Data Libraries and Services Enabling Exascale Science
A widening gap between computational and I/O performance, deeper memory and storage hierarchies with complex organization, and massive levels of parallelism (e.g., billions of cores) are but a few of the challenges to data management at the exascale. These challenges will necessitate significant advances in data management to achieve the requisite level of performance and scalability to enable applications to meet their goals.
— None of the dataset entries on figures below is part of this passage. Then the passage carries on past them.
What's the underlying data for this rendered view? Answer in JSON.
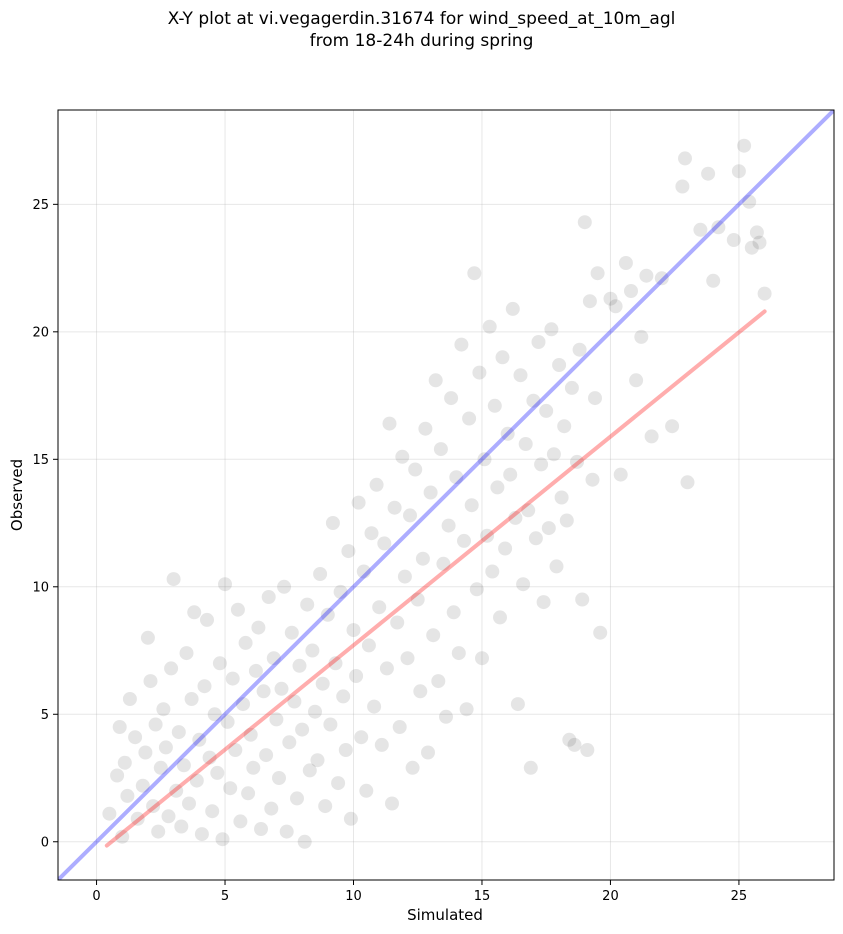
{
  "title": {
    "line1": "X-Y plot at vi.vegagerdin.31674 for wind_speed_at_10m_agl",
    "line2": "from 18-24h during spring"
  },
  "chart_data": {
    "type": "scatter",
    "title": "X-Y plot at vi.vegagerdin.31674 for wind_speed_at_10m_agl from 18-24h during spring",
    "xlabel": "Simulated",
    "ylabel": "Observed",
    "xlim": [
      -1.5,
      28.7
    ],
    "ylim": [
      -1.5,
      28.7
    ],
    "xticks": [
      0,
      5,
      10,
      15,
      20,
      25
    ],
    "yticks": [
      0,
      5,
      10,
      15,
      20,
      25
    ],
    "grid": true,
    "point_color": "#000000",
    "point_opacity": 0.1,
    "series": [
      {
        "type": "scatter",
        "points": [
          [
            0.5,
            1.1
          ],
          [
            0.8,
            2.6
          ],
          [
            0.9,
            4.5
          ],
          [
            1.0,
            0.2
          ],
          [
            1.1,
            3.1
          ],
          [
            1.3,
            5.6
          ],
          [
            1.2,
            1.8
          ],
          [
            1.5,
            4.1
          ],
          [
            1.6,
            0.9
          ],
          [
            1.8,
            2.2
          ],
          [
            1.9,
            3.5
          ],
          [
            2.0,
            8.0
          ],
          [
            2.1,
            6.3
          ],
          [
            2.2,
            1.4
          ],
          [
            2.3,
            4.6
          ],
          [
            2.4,
            0.4
          ],
          [
            2.5,
            2.9
          ],
          [
            2.6,
            5.2
          ],
          [
            2.7,
            3.7
          ],
          [
            2.8,
            1.0
          ],
          [
            2.9,
            6.8
          ],
          [
            3.0,
            10.3
          ],
          [
            3.1,
            2.0
          ],
          [
            3.2,
            4.3
          ],
          [
            3.3,
            0.6
          ],
          [
            3.4,
            3.0
          ],
          [
            3.5,
            7.4
          ],
          [
            3.6,
            1.5
          ],
          [
            3.7,
            5.6
          ],
          [
            3.8,
            9.0
          ],
          [
            3.9,
            2.4
          ],
          [
            4.0,
            4.0
          ],
          [
            4.1,
            0.3
          ],
          [
            4.2,
            6.1
          ],
          [
            4.3,
            8.7
          ],
          [
            4.4,
            3.3
          ],
          [
            4.5,
            1.2
          ],
          [
            4.6,
            5.0
          ],
          [
            4.7,
            2.7
          ],
          [
            4.8,
            7.0
          ],
          [
            4.9,
            0.1
          ],
          [
            5.0,
            10.1
          ],
          [
            5.1,
            4.7
          ],
          [
            5.2,
            2.1
          ],
          [
            5.3,
            6.4
          ],
          [
            5.4,
            3.6
          ],
          [
            5.5,
            9.1
          ],
          [
            5.6,
            0.8
          ],
          [
            5.7,
            5.4
          ],
          [
            5.8,
            7.8
          ],
          [
            5.9,
            1.9
          ],
          [
            6.0,
            4.2
          ],
          [
            6.1,
            2.9
          ],
          [
            6.2,
            6.7
          ],
          [
            6.3,
            8.4
          ],
          [
            6.4,
            0.5
          ],
          [
            6.5,
            5.9
          ],
          [
            6.6,
            3.4
          ],
          [
            6.7,
            9.6
          ],
          [
            6.8,
            1.3
          ],
          [
            6.9,
            7.2
          ],
          [
            7.0,
            4.8
          ],
          [
            7.1,
            2.5
          ],
          [
            7.2,
            6.0
          ],
          [
            7.3,
            10.0
          ],
          [
            7.4,
            0.4
          ],
          [
            7.5,
            3.9
          ],
          [
            7.6,
            8.2
          ],
          [
            7.7,
            5.5
          ],
          [
            7.8,
            1.7
          ],
          [
            7.9,
            6.9
          ],
          [
            8.0,
            4.4
          ],
          [
            8.1,
            0.0
          ],
          [
            8.2,
            9.3
          ],
          [
            8.3,
            2.8
          ],
          [
            8.4,
            7.5
          ],
          [
            8.5,
            5.1
          ],
          [
            8.6,
            3.2
          ],
          [
            8.7,
            10.5
          ],
          [
            8.8,
            6.2
          ],
          [
            8.9,
            1.4
          ],
          [
            9.0,
            8.9
          ],
          [
            9.1,
            4.6
          ],
          [
            9.2,
            12.5
          ],
          [
            9.3,
            7.0
          ],
          [
            9.4,
            2.3
          ],
          [
            9.5,
            9.8
          ],
          [
            9.6,
            5.7
          ],
          [
            9.7,
            3.6
          ],
          [
            9.8,
            11.4
          ],
          [
            9.9,
            0.9
          ],
          [
            10.0,
            8.3
          ],
          [
            10.1,
            6.5
          ],
          [
            10.2,
            13.3
          ],
          [
            10.3,
            4.1
          ],
          [
            10.4,
            10.6
          ],
          [
            10.5,
            2.0
          ],
          [
            10.6,
            7.7
          ],
          [
            10.7,
            12.1
          ],
          [
            10.8,
            5.3
          ],
          [
            10.9,
            14.0
          ],
          [
            11.0,
            9.2
          ],
          [
            11.1,
            3.8
          ],
          [
            11.2,
            11.7
          ],
          [
            11.3,
            6.8
          ],
          [
            11.4,
            16.4
          ],
          [
            11.5,
            1.5
          ],
          [
            11.6,
            13.1
          ],
          [
            11.7,
            8.6
          ],
          [
            11.8,
            4.5
          ],
          [
            11.9,
            15.1
          ],
          [
            12.0,
            10.4
          ],
          [
            12.1,
            7.2
          ],
          [
            12.2,
            12.8
          ],
          [
            12.3,
            2.9
          ],
          [
            12.4,
            14.6
          ],
          [
            12.5,
            9.5
          ],
          [
            12.6,
            5.9
          ],
          [
            12.7,
            11.1
          ],
          [
            12.8,
            16.2
          ],
          [
            12.9,
            3.5
          ],
          [
            13.0,
            13.7
          ],
          [
            13.1,
            8.1
          ],
          [
            13.2,
            18.1
          ],
          [
            13.3,
            6.3
          ],
          [
            13.4,
            15.4
          ],
          [
            13.5,
            10.9
          ],
          [
            13.6,
            4.9
          ],
          [
            13.7,
            12.4
          ],
          [
            13.8,
            17.4
          ],
          [
            13.9,
            9.0
          ],
          [
            14.0,
            14.3
          ],
          [
            14.1,
            7.4
          ],
          [
            14.2,
            19.5
          ],
          [
            14.3,
            11.8
          ],
          [
            14.4,
            5.2
          ],
          [
            14.5,
            16.6
          ],
          [
            14.6,
            13.2
          ],
          [
            14.7,
            22.3
          ],
          [
            14.8,
            9.9
          ],
          [
            14.9,
            18.4
          ],
          [
            15.0,
            7.2
          ],
          [
            15.1,
            15.0
          ],
          [
            15.2,
            12.0
          ],
          [
            15.3,
            20.2
          ],
          [
            15.4,
            10.6
          ],
          [
            15.5,
            17.1
          ],
          [
            15.6,
            13.9
          ],
          [
            15.7,
            8.8
          ],
          [
            15.8,
            19.0
          ],
          [
            15.9,
            11.5
          ],
          [
            16.0,
            16.0
          ],
          [
            16.1,
            14.4
          ],
          [
            16.2,
            20.9
          ],
          [
            16.3,
            12.7
          ],
          [
            16.4,
            5.4
          ],
          [
            16.5,
            18.3
          ],
          [
            16.6,
            10.1
          ],
          [
            16.7,
            15.6
          ],
          [
            16.8,
            13.0
          ],
          [
            16.9,
            2.9
          ],
          [
            17.0,
            17.3
          ],
          [
            17.1,
            11.9
          ],
          [
            17.2,
            19.6
          ],
          [
            17.3,
            14.8
          ],
          [
            17.4,
            9.4
          ],
          [
            17.5,
            16.9
          ],
          [
            17.6,
            12.3
          ],
          [
            17.7,
            20.1
          ],
          [
            17.8,
            15.2
          ],
          [
            17.9,
            10.8
          ],
          [
            18.0,
            18.7
          ],
          [
            18.1,
            13.5
          ],
          [
            18.2,
            16.3
          ],
          [
            18.3,
            12.6
          ],
          [
            18.4,
            4.0
          ],
          [
            18.5,
            17.8
          ],
          [
            18.6,
            3.8
          ],
          [
            18.7,
            14.9
          ],
          [
            18.8,
            19.3
          ],
          [
            18.9,
            9.5
          ],
          [
            19.0,
            24.3
          ],
          [
            19.1,
            3.6
          ],
          [
            19.2,
            21.2
          ],
          [
            19.3,
            14.2
          ],
          [
            19.4,
            17.4
          ],
          [
            19.5,
            22.3
          ],
          [
            19.6,
            8.2
          ],
          [
            20.0,
            21.3
          ],
          [
            20.2,
            21.0
          ],
          [
            20.4,
            14.4
          ],
          [
            20.6,
            22.7
          ],
          [
            20.8,
            21.6
          ],
          [
            21.0,
            18.1
          ],
          [
            21.2,
            19.8
          ],
          [
            21.4,
            22.2
          ],
          [
            21.6,
            15.9
          ],
          [
            22.0,
            22.1
          ],
          [
            22.4,
            16.3
          ],
          [
            22.8,
            25.7
          ],
          [
            22.9,
            26.8
          ],
          [
            23.0,
            14.1
          ],
          [
            23.5,
            24.0
          ],
          [
            23.8,
            26.2
          ],
          [
            24.0,
            22.0
          ],
          [
            24.2,
            24.1
          ],
          [
            24.8,
            23.6
          ],
          [
            25.0,
            26.3
          ],
          [
            25.2,
            27.3
          ],
          [
            25.4,
            25.1
          ],
          [
            25.5,
            23.3
          ],
          [
            25.7,
            23.9
          ],
          [
            25.8,
            23.5
          ],
          [
            26.0,
            21.5
          ]
        ]
      }
    ],
    "lines": [
      {
        "name": "",
        "color": "#0000ff",
        "opacity": 0.32,
        "x": [
          -1.5,
          28.7
        ],
        "y": [
          -1.5,
          28.7
        ]
      },
      {
        "name": "",
        "color": "#ff0000",
        "opacity": 0.32,
        "x": [
          0.4,
          26.0
        ],
        "y": [
          -0.15,
          20.8
        ]
      }
    ]
  }
}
In this project, we address these challenges by evolving current best-of-breed technologies in data management: ROMIO, Parallel netCDF, Darshan, and the Mercury suite. These technologies are core components of the ECP software stack and will be relied upon by a large number of ECP applications and software technologies. Specifically, we will provide the following capabilities:
ROMIO -- logging and replay library, scalable collective I/O, and pipelining collective I/O
PnetCDF -- interoperability with other HDF5 and ADIOS libraries, new dispatcher, and parallel data compression
Darshan -- characterization of non-POSIX I/O, optional fine-grained data collection, coordination with HDF5 efforts on internal monitoring, and coordination with the ADIOS team to validate miniapp behavior
Mercury Suite -- integration with ECP-relevant library and application teams, ensuring Mercury portability across exascale platforms, enhancing testing and performance suites, and identifying and filling functionality gaps
Our exascale problem target is the co-design and development of new mechanisms within core data management software, hardening of these mechanisms, and integration with the ECP software stack to enable applications to meet their performance and scalability requirements.